A business striving toward success and prospecting for new clients may think that they must do something grandiose to draw customers away from the competition. Occasionally, something spectacular may be just what's needed, but it's not practical to do on a regular basis. Disney employees are trained to make their amusement park guests daily experiences 1% better. This customer service model exemplifies the concept that it's the small, thoughtful gestures that often win over new customers.

Incorporate the following four simple gestures into your interactions with potential clients to experience greater conversion success.

  1. Quick Response Times.
    If a potential client reaches out to you via email or by phone and doesn't hear back in a timely manner, she's going to move on to the next business. Wouldn't you do the same? Many businesses get so caught up in prospecting that they forget about common sense customer service practices. Endeavor to return a phone call or respond to an email in 24 hours or less. State this policy on your website, business card or communications to show customers you're serious. When possible, do your best to make this window of time even shorter. Clients will be impressed and won over by your diligence and the fact that you've stuck to your word.

  2. Give the Gift of Time.
    The quickest way to lose a potential client is to make them feel rushed. Conversely, you can quickly gain clients and stand apart from the competition by making time to talk with and listen to your customers. As a busy customer care professional working toward greater business success, extra time can be a hot commodity. Build extra time into your schedule when you know that you'll be speaking or meeting with clients. The investment of time and willingness to truly listen to clients wants and needs will gain more clients for your business than hours of busy work.

  3. Learn About Your Clients.
    Once you've gained a new customer—winning their business over the competition—the next step is to learn more about them and their needs and likes. If you regularly visit a particular coffee shop or bakery, you've likely seen this small gesture in action; isn’t it nice to have the barista address you by name or have the baker let you know that he's got that special muffin your daughter likes?
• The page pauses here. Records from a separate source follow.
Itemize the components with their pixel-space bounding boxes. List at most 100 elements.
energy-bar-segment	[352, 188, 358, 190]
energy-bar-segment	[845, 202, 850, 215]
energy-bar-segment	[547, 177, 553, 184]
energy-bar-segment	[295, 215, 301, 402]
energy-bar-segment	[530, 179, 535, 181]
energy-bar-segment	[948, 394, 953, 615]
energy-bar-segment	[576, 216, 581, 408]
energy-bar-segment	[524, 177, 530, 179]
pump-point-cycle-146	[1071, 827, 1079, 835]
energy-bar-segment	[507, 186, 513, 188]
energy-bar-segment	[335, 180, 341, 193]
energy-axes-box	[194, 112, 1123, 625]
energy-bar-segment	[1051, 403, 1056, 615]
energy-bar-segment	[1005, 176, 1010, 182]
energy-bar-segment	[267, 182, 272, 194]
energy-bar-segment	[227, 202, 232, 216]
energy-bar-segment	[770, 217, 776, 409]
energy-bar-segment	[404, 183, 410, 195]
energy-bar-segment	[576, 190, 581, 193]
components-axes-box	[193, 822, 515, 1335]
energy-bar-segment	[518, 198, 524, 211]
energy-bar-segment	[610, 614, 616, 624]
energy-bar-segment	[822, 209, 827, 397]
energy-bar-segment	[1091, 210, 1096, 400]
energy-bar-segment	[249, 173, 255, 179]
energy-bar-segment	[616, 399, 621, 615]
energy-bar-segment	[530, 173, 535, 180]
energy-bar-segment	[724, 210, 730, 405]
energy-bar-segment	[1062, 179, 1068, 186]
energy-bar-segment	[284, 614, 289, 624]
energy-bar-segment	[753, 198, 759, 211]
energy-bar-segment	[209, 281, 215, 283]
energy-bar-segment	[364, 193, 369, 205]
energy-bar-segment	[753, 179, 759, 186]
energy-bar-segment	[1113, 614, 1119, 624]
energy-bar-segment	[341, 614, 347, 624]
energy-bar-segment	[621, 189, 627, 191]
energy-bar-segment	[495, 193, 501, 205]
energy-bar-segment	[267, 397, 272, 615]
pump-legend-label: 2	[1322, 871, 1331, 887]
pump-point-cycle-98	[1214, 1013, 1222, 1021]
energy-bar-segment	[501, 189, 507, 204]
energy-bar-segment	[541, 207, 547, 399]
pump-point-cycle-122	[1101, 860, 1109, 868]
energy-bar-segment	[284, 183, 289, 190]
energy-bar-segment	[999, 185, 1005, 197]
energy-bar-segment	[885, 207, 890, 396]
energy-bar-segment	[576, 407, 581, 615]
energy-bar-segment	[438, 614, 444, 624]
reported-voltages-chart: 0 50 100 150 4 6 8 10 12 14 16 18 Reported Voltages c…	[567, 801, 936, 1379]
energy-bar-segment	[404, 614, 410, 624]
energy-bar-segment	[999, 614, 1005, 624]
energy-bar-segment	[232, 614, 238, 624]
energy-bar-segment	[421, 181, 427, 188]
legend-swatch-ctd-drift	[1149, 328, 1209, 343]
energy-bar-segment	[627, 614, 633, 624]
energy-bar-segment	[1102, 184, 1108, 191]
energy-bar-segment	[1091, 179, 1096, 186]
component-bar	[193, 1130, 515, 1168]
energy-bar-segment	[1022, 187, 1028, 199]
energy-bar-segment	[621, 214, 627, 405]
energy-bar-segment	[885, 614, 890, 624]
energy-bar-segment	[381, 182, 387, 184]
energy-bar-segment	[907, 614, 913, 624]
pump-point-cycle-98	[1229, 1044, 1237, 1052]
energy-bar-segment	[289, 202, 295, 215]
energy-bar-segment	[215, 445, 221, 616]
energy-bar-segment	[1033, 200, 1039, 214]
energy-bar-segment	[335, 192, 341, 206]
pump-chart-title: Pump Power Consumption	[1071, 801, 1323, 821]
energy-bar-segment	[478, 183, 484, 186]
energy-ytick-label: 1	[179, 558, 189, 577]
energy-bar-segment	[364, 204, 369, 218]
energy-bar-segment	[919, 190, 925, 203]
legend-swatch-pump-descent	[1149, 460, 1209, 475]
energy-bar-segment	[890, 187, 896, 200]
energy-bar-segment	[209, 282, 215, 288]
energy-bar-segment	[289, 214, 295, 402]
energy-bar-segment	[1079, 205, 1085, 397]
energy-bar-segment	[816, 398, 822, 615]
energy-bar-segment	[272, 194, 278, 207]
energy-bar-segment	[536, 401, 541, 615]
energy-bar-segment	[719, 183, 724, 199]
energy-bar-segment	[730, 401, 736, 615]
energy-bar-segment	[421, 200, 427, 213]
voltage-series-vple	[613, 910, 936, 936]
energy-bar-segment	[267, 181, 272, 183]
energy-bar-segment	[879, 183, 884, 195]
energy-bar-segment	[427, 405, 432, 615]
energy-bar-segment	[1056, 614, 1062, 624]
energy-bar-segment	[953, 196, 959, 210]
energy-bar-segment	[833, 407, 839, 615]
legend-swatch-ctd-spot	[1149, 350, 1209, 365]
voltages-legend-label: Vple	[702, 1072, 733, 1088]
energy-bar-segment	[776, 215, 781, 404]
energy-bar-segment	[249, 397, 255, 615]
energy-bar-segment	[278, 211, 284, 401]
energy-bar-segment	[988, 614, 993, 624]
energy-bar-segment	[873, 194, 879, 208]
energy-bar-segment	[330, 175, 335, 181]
Get to know your client as a person; this can actually help you serve their business needs more efficiently and effectively.

  4. Be Genuine.
    Phony friendliness and a half-hearted show of interest might slip under the radar when prospecting for clients. But once a client spends more time talking and working with you, she'll notice disingenuous behavior right away. Be genuine, be real, don't make promises you can't keep or say things you don't mean. Once clients catch on you'll lose credibility and trust, followed by the loss of their business. If customers can take what your words and actions at face value, they won't be interested when the competition knocks.